NMFS Northeast Fisheries Science Center spokesperson Teri Frady said her agency hasn't received any specific request yet to monitor river herring catches in the sea herring fishery but that all unintended catch is reported on their sampling trips with herring fishermen.
Those samples revealed that less than 1 percent of the sea herring catch included river herring, said Michael Armstrong, a scientist with the Massachusetts Division of Marine Fisheries. But with 181 million pounds of herring caught in 2004, that means about 1.8 million pounds of that catch could have been river herring.
In addition, Armstrong said, if a school of river herring heading back to their spawning grounds is caught, that population could be wiped out.
''The human factor is always pretty high up there,'' said John Hay, author of ''The Run,'' a book about the Brewster herring run that is considered a classic of nature writing.
''I think we are the big predator and we don't want to share with any other kind of animal,'' he said.
Brady said there may be other factors besides human ones. Low water levels from drought years in 2000 and 2001 meant that fingerlings couldn't get back out to sea during those summers and died in the ponds.
More predators
Also, predator populations have been on the rise. Seal numbers have increased dramatically since the Marine Mammal Protection Act was enacted in the 1970s. Grey seals alone have gone from just 20 individuals in Cape waters in the 1970s to more than 6,000 on Monomoy in Chatham.

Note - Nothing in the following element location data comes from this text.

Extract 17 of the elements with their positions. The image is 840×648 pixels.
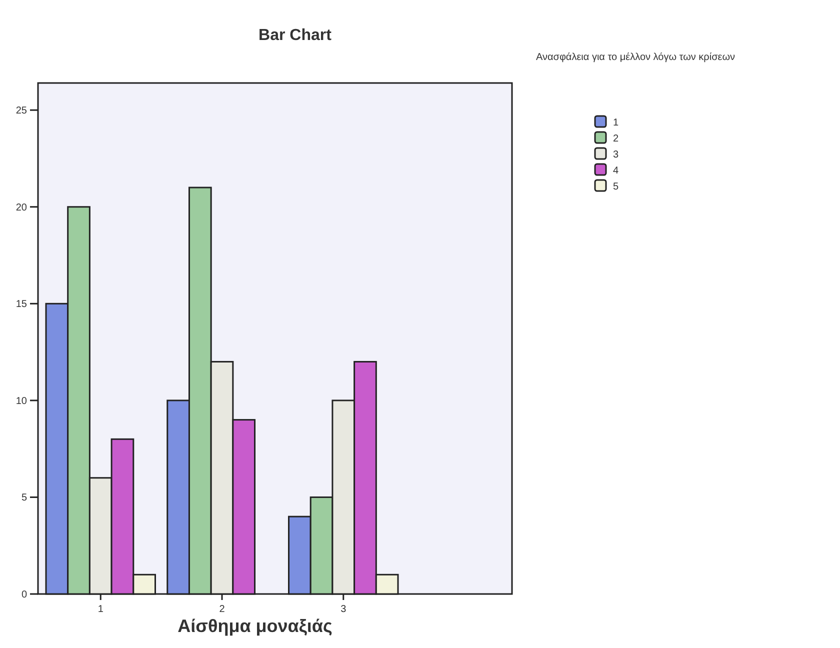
- legend-label: 5: [613, 182, 619, 192]
- y-tick-label: 20: [16, 202, 28, 214]
- chart-title: Bar Chart: [258, 27, 332, 44]
- y-tick-label: 5: [21, 492, 28, 504]
- y-tick-label: 0: [21, 590, 28, 600]
- y-tick-label: 10: [16, 396, 28, 407]
- x-tick-label: 2: [219, 604, 226, 615]
- y-tick-label: 25: [16, 106, 28, 117]
- legend-label: 4: [613, 166, 619, 176]
- legend-label: 3: [613, 150, 619, 160]
- legend-label: 1: [613, 118, 619, 128]
- x-axis-title: Αίσθημα μοναξιάς: [178, 616, 332, 636]
- x-tick-label: 3: [340, 604, 347, 615]
- x-tick-label: 1: [98, 604, 104, 615]
- legend-label: 2: [613, 134, 619, 144]
- legend-title: Ανασφάλεια για το μέλλον λόγω των κρίσεων: [536, 52, 736, 63]
- y-tick-label: 15: [16, 299, 28, 310]
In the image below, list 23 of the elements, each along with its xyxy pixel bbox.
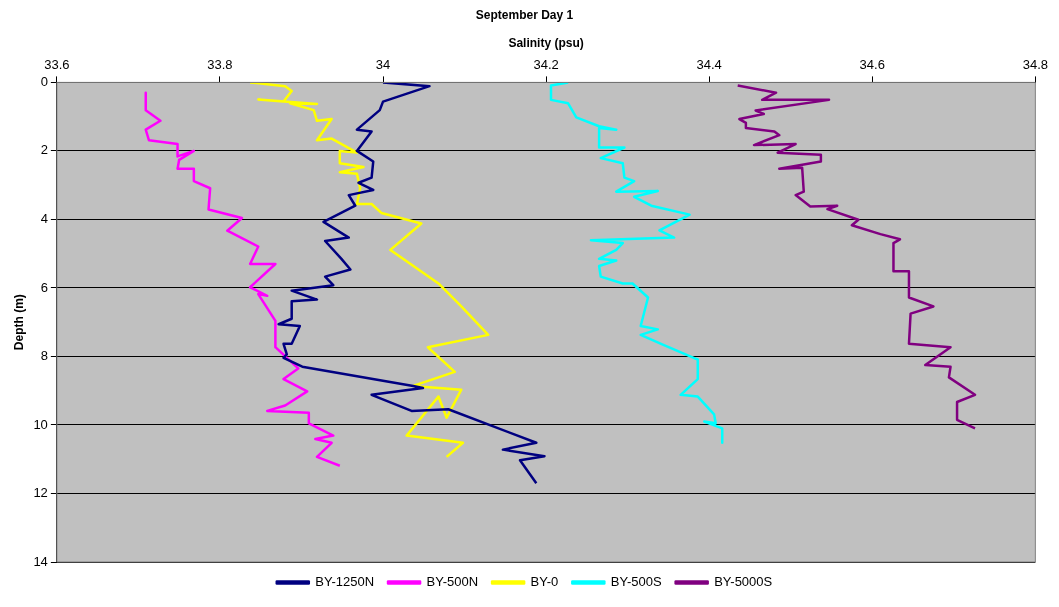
y-tick-label: 6 (40, 279, 48, 295)
x-tick-label: 33.6 (44, 57, 70, 73)
chart-title: September Day 1 (475, 7, 574, 22)
x-tick-label: 34.2 (533, 57, 559, 73)
legend-label: BY-5000S (714, 574, 773, 590)
y-tick-label: 2 (40, 142, 48, 158)
x-tick-label: 34.4 (696, 57, 722, 73)
legend-label: BY-500S (610, 574, 662, 590)
legend-label: BY-0 (530, 574, 559, 590)
y-tick-label: 0 (40, 73, 48, 89)
y-tick-label: 8 (40, 348, 48, 364)
x-tick-label: 33.8 (207, 57, 233, 73)
x-tick-label: 34.6 (859, 57, 885, 73)
y-tick-label: 12 (33, 485, 48, 501)
legend-label: BY-1250N (315, 574, 375, 590)
y-tick-label: 4 (40, 211, 48, 227)
x-tick-label: 34 (375, 57, 391, 73)
x-axis-title: Salinity (psu) (508, 35, 584, 50)
y-tick-label: 14 (33, 553, 48, 569)
legend-label: BY-500N (426, 574, 479, 590)
x-tick-label: 34.8 (1022, 57, 1049, 73)
y-axis-title: Depth (m) (11, 294, 26, 351)
y-tick-label: 10 (33, 416, 48, 432)
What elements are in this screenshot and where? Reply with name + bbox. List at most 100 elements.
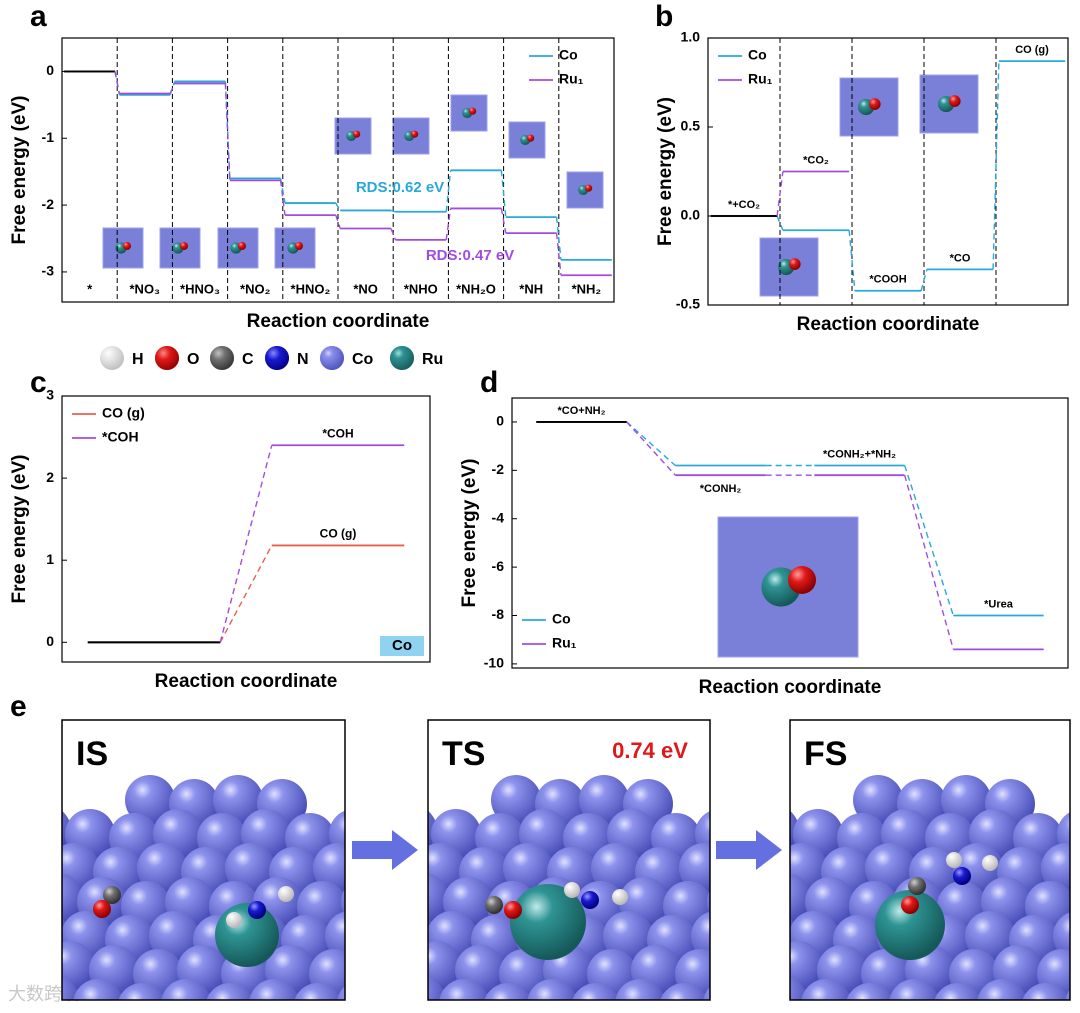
- co-atom: [341, 888, 345, 916]
- adsorbate-atom: [982, 855, 998, 871]
- step-label: *CONH₂+*NH₂: [823, 448, 896, 460]
- co-atom: [213, 775, 263, 825]
- co-atom: [503, 843, 553, 893]
- connector: [279, 180, 286, 216]
- step-label: *NO₂: [240, 281, 271, 296]
- co-atom: [62, 917, 67, 947]
- co-atom: [977, 979, 1027, 1000]
- adsorbate-atom: [278, 886, 294, 902]
- co-atom: [1065, 989, 1070, 1000]
- arrow: [352, 830, 418, 870]
- co-atom: [691, 911, 710, 961]
- ru-atom: [510, 884, 586, 960]
- atom-swatch: [210, 346, 234, 370]
- atom-label: O: [187, 351, 199, 368]
- y-tick-label: 0.0: [681, 207, 701, 223]
- structure: [790, 775, 1070, 1000]
- ru-atom: [215, 903, 279, 967]
- connector: [219, 545, 273, 643]
- x-axis-label: Reaction coordinate: [155, 671, 338, 692]
- step-label: *NHO: [404, 281, 438, 296]
- panel-label: e: [10, 690, 27, 723]
- y-axis-label: Free energy (eV): [459, 459, 480, 608]
- x-axis-label: Reaction coordinate: [699, 677, 882, 698]
- step-label: *+CO₂: [728, 199, 760, 211]
- step-label: *NO: [353, 281, 378, 296]
- step-label: *CO+NH₂: [558, 405, 606, 417]
- structure-inset: [353, 130, 361, 138]
- adsorbate-atom: [248, 901, 266, 919]
- atom-swatch: [320, 346, 344, 370]
- frame: [427, 719, 711, 1001]
- connector: [776, 171, 784, 217]
- structure-inset: [585, 184, 593, 192]
- co-atom: [369, 915, 419, 965]
- connector: [555, 233, 562, 276]
- legend-label: Co: [559, 47, 578, 63]
- atom-swatch: [265, 346, 289, 370]
- step-label: *CONH₂: [700, 483, 742, 495]
- structure-inset: [789, 258, 801, 270]
- y-tick-label: 0: [46, 633, 54, 649]
- co-atom: [801, 979, 851, 1000]
- co-atom: [439, 979, 489, 1000]
- y-tick-label: -6: [492, 558, 505, 574]
- co-atom: [225, 843, 275, 893]
- structure-inset: [180, 242, 188, 250]
- state-label: TS: [442, 735, 485, 773]
- step-label: *NO₃: [130, 281, 161, 296]
- co-atom: [325, 911, 345, 961]
- step-label: *: [87, 281, 93, 296]
- co-atom: [381, 983, 431, 1013]
- connector: [335, 214, 341, 229]
- atom-label: C: [242, 351, 254, 368]
- connector: [776, 215, 784, 231]
- connector: [500, 208, 507, 234]
- co-atom: [591, 843, 641, 893]
- co-atom: [660, 983, 708, 1000]
- adsorbate-atom: [901, 896, 919, 914]
- co-atom: [1053, 912, 1070, 960]
- adsorbate-atom: [226, 912, 242, 928]
- structure-inset: [869, 98, 881, 110]
- connector: [219, 445, 273, 643]
- connector: [390, 209, 396, 213]
- co-atom: [615, 979, 665, 1000]
- legend-label: Co: [748, 47, 767, 63]
- y-axis-label: Free energy (eV): [655, 97, 676, 246]
- connector: [992, 61, 1000, 270]
- co-atom: [73, 979, 123, 1000]
- atom-swatch: [100, 346, 124, 370]
- co-atom: [149, 911, 199, 961]
- y-tick-label: 0: [46, 62, 54, 78]
- y-tick-label: -10: [484, 655, 504, 671]
- step-label: *HNO₂: [291, 281, 331, 296]
- co-atom: [484, 983, 532, 1000]
- legend-label: Ru₁: [559, 71, 584, 87]
- co-atom: [865, 843, 915, 893]
- atom-label: Ru: [422, 351, 443, 368]
- connector: [920, 269, 928, 291]
- y-tick-label: 3: [46, 387, 54, 403]
- structure-inset: [527, 134, 535, 142]
- y-tick-label: -2: [42, 196, 55, 212]
- connector: [390, 228, 397, 241]
- co-atom: [735, 915, 785, 965]
- co-atom: [428, 917, 433, 947]
- adsorbate-atom: [581, 891, 599, 909]
- step-label: *COOH: [869, 274, 906, 286]
- y-tick-label: -2: [492, 461, 505, 477]
- structure: [428, 775, 785, 1000]
- co-atom: [428, 873, 449, 923]
- structure-inset: [411, 130, 419, 138]
- adsorbate-atom: [504, 901, 522, 919]
- connector: [335, 202, 341, 211]
- co-atom: [790, 917, 795, 947]
- co-atom: [941, 775, 991, 825]
- panel-label: c: [30, 366, 47, 399]
- adsorbate-atom: [953, 867, 971, 885]
- co-atom: [1041, 843, 1070, 893]
- structure-inset: [238, 242, 246, 250]
- co-atom: [249, 979, 299, 1000]
- co-atom: [428, 941, 461, 991]
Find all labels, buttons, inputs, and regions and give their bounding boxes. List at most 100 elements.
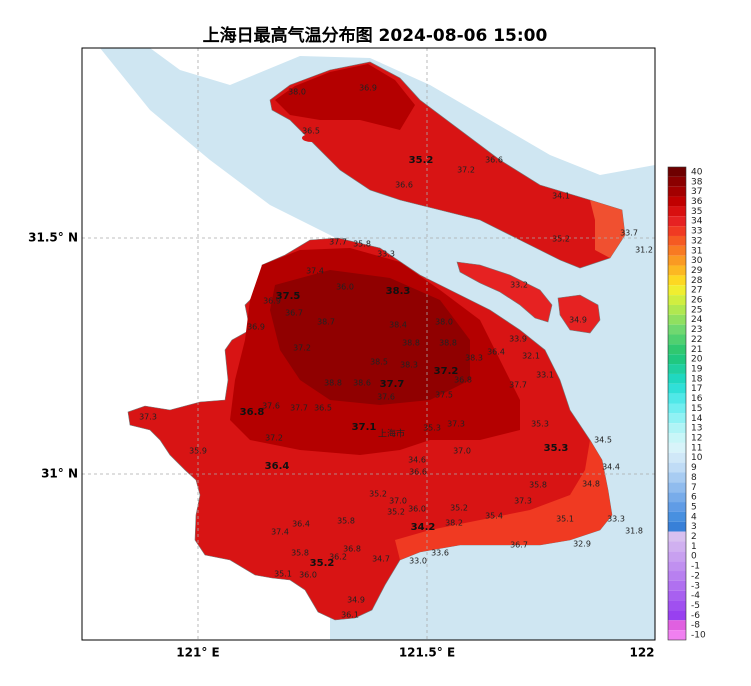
colorbar-swatch [668, 226, 686, 236]
station-value: 34.9 [569, 316, 587, 325]
station-value: 33.3 [607, 515, 625, 524]
station-value: 34.7 [372, 555, 390, 564]
colorbar-swatch [668, 255, 686, 266]
station-value: 36.0 [336, 283, 354, 292]
colorbar-swatch [668, 630, 686, 640]
colorbar-swatch [668, 167, 686, 177]
station-value: 35.2 [552, 235, 570, 244]
colorbar-label: 32 [691, 236, 702, 246]
colorbar-label: 38 [691, 177, 703, 187]
changxing-island [456, 261, 553, 323]
station-value: 31.8 [625, 527, 643, 536]
colorbar-swatch [668, 324, 686, 335]
colorbar-label: 37 [691, 187, 702, 197]
colorbar-label: 17 [691, 384, 702, 394]
colorbar-label: 8 [691, 473, 697, 483]
colorbar-swatch [668, 354, 686, 365]
coast-zone [395, 440, 612, 560]
colorbar-swatch [668, 531, 686, 542]
colorbar-swatch [668, 571, 686, 581]
colorbar-label: 33 [691, 227, 702, 237]
station-value: 36.6 [485, 156, 503, 165]
station-value: 36.5 [302, 127, 320, 136]
station-value: 34.8 [582, 480, 600, 489]
station-value: 33.0 [409, 557, 427, 566]
colorbar-swatch [668, 373, 686, 384]
colorbar-swatch [668, 492, 686, 503]
station-value: 36.8 [240, 407, 265, 418]
colorbar-swatch [668, 245, 686, 256]
station-value: 35.3 [531, 420, 549, 429]
hengsha-island [557, 294, 601, 334]
colorbar-swatch [668, 620, 686, 631]
colorbar-label: -3 [691, 581, 700, 591]
lon-label: 121.5° E [399, 646, 455, 660]
station-value: 34.1 [552, 192, 570, 201]
colorbar-label: 7 [691, 483, 697, 493]
station-value: 35.2 [310, 558, 335, 569]
colorbar-label: 26 [691, 296, 703, 306]
station-value: 37.7 [329, 238, 347, 247]
colorbar-label: 10 [691, 453, 703, 463]
station-value: 36.8 [343, 545, 361, 554]
colorbar-swatch [668, 590, 686, 601]
station-value: 33.7 [620, 229, 638, 238]
station-value: 35.2 [450, 504, 468, 513]
colorbar-label: 36 [691, 197, 703, 207]
station-labels: 38.0 36.9 35.2 37.2 36.6 36.6 34.1 35.2 33.7 31.2… [139, 84, 653, 620]
graticule [82, 48, 655, 640]
station-value: 37.3 [139, 413, 157, 422]
colorbar-swatch [668, 521, 686, 532]
colorbar-label: 9 [691, 463, 697, 473]
station-value: 37.0 [389, 497, 407, 506]
station-value: 34.2 [411, 522, 436, 533]
station-value: 33.1 [536, 371, 554, 380]
colorbar-label: 27 [691, 286, 702, 296]
colorbar-swatch [668, 403, 686, 414]
colorbar-label: 5 [691, 502, 697, 512]
colorbar-swatch [668, 511, 686, 522]
colorbar-label: 2 [691, 532, 697, 542]
station-value: 33.6 [431, 549, 449, 558]
station-value: 38.3 [465, 354, 483, 363]
station-value: 36.8 [454, 376, 472, 385]
station-value: 37.6 [262, 402, 280, 411]
station-value: 37.4 [306, 267, 324, 276]
colorbar-swatch [668, 334, 686, 345]
colorbar-label: 22 [691, 335, 702, 345]
colorbar-label: 40 [691, 167, 703, 177]
colorbar-swatch [668, 462, 686, 473]
core-zone [270, 270, 470, 405]
colorbar-label: 1 [691, 542, 697, 552]
colorbar-swatch [668, 304, 686, 315]
colorbar-swatch [668, 452, 686, 463]
colorbar-swatch [668, 472, 686, 483]
station-value: 35.9 [189, 447, 207, 456]
lat-label: 31.5° N [28, 231, 78, 245]
station-value: 36.9 [247, 323, 265, 332]
station-value: 35.3 [423, 424, 441, 433]
colorbar-label: 19 [691, 365, 703, 375]
colorbar-swatch [668, 285, 686, 296]
north-land [150, 48, 655, 175]
colorbar-label: 31 [691, 246, 702, 256]
colorbar-label: -1 [691, 562, 700, 572]
colorbar-label: 15 [691, 404, 702, 414]
station-value: 34.9 [347, 596, 365, 605]
station-value: 37.5 [276, 291, 301, 302]
station-value: 35.8 [529, 481, 547, 490]
station-value: 38.0 [435, 318, 453, 327]
colorbar-swatch [668, 186, 686, 197]
station-value: 36.2 [329, 553, 347, 562]
lon-label: 121° E [176, 646, 219, 660]
station-value: 38.2 [445, 519, 463, 528]
station-value: 34.6 [408, 456, 426, 465]
title: 上海日最高气温分布图 2024-08-06 15:00 [203, 25, 548, 46]
station-value: 36.6 [395, 181, 413, 190]
map-area: 38.0 36.9 35.2 37.2 36.6 36.6 34.1 35.2 33.7 31.2… [82, 48, 655, 640]
colorbar-swatch [668, 393, 686, 404]
colorbar-label: 35 [691, 207, 702, 217]
islet [302, 134, 322, 142]
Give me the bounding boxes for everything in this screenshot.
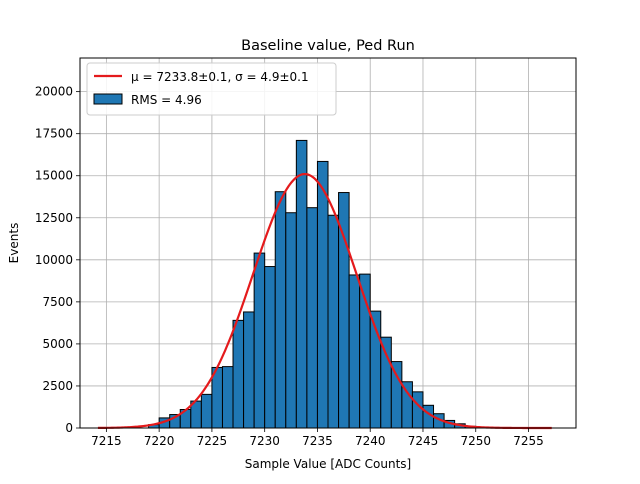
histogram-bar bbox=[348, 274, 361, 429]
y-tick-label: 20000 bbox=[35, 85, 73, 99]
y-tick-label: 17500 bbox=[35, 127, 73, 141]
y-axis-ticks: 0 2500 5000 7500 10000 12500 15000 17500 20000 bbox=[35, 85, 80, 435]
y-tick-label: 5000 bbox=[42, 337, 73, 351]
legend-box bbox=[86, 62, 337, 116]
y-tick-label: 7500 bbox=[42, 295, 73, 309]
histogram-bar bbox=[285, 212, 297, 429]
histogram-bar bbox=[221, 366, 234, 429]
histogram-bar bbox=[327, 214, 340, 429]
x-tick-label: 7240 bbox=[355, 434, 386, 448]
histogram-bar bbox=[306, 207, 318, 429]
y-tick-label: 0 bbox=[65, 421, 73, 435]
gaussian-fit-curve bbox=[97, 172, 552, 430]
y-tick-label: 15000 bbox=[35, 169, 73, 183]
y-axis-label: Events bbox=[7, 223, 21, 264]
x-tick-label: 7230 bbox=[249, 434, 280, 448]
x-tick-label: 7215 bbox=[91, 434, 122, 448]
y-tick-label: 2500 bbox=[42, 379, 73, 393]
histogram-bar bbox=[232, 319, 245, 429]
x-axis-ticks: 7215 7220 7225 7230 7235 7240 7245 7250 7255 bbox=[91, 428, 544, 448]
plot-frame bbox=[79, 57, 577, 429]
x-axis-label: Sample Value [ADC Counts] bbox=[245, 457, 411, 471]
y-tick-label: 12500 bbox=[35, 211, 73, 225]
chart-title: Baseline value, Ped Run bbox=[241, 38, 415, 54]
histogram-bar bbox=[264, 266, 276, 429]
x-tick-label: 7245 bbox=[408, 434, 439, 448]
histogram-bar bbox=[380, 336, 392, 429]
fit-curve-layer bbox=[97, 172, 552, 430]
legend-histogram-swatch bbox=[93, 93, 123, 105]
y-tick-label: 10000 bbox=[35, 253, 73, 267]
x-tick-label: 7225 bbox=[197, 434, 228, 448]
x-tick-label: 7220 bbox=[144, 434, 175, 448]
x-tick-label: 7255 bbox=[513, 434, 544, 448]
histogram-bar bbox=[316, 160, 329, 429]
histogram-bar bbox=[200, 393, 213, 429]
x-tick-label: 7235 bbox=[302, 434, 333, 448]
legend-fit-label: μ = 7233.8±0.1, σ = 4.9±0.1 bbox=[131, 70, 309, 84]
x-tick-label: 7250 bbox=[460, 434, 491, 448]
legend: μ = 7233.8±0.1, σ = 4.9±0.1 RMS = 4.96 bbox=[86, 62, 337, 116]
histogram-bar bbox=[243, 311, 255, 429]
histogram-bar bbox=[390, 361, 403, 429]
histogram-bar bbox=[295, 139, 308, 429]
histogram-bars bbox=[148, 139, 477, 429]
histogram-bar bbox=[411, 391, 424, 429]
histogram-bar bbox=[253, 252, 266, 429]
legend-histogram-label: RMS = 4.96 bbox=[131, 93, 202, 107]
histogram-bar bbox=[274, 191, 287, 429]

Striped bass also prey on herring and their numbers have increased from 5 million in 1982 to more than 41 million now.
Armstrong said that striped bass and seal populations have reached levels present when Christopher Columbus arrived in the New World. But the river herring populations are 5 percent or less than what they were at that time.
''We're bringing up the predator population and yet we're taking away the spawning ground and blocking the streams of their prey. They are behind the eight ball and it will take a lot to turn them around.''
Still, the human toll can be significant. Up until 2005, fishermen could scoop as much as 50,000 fish per year out of the Bournedale run. That would have been roughly half the fish that showed up at the run last year. Last year's cap was set at just 15,000 fish, but when few fish showed up in the early part of the season, it was shut down to fishing.
Brady is hoping the three-year closure will bring back the fish. Condit said she hopes that state regulations will do a better job of discouraging poachers than town regulations did.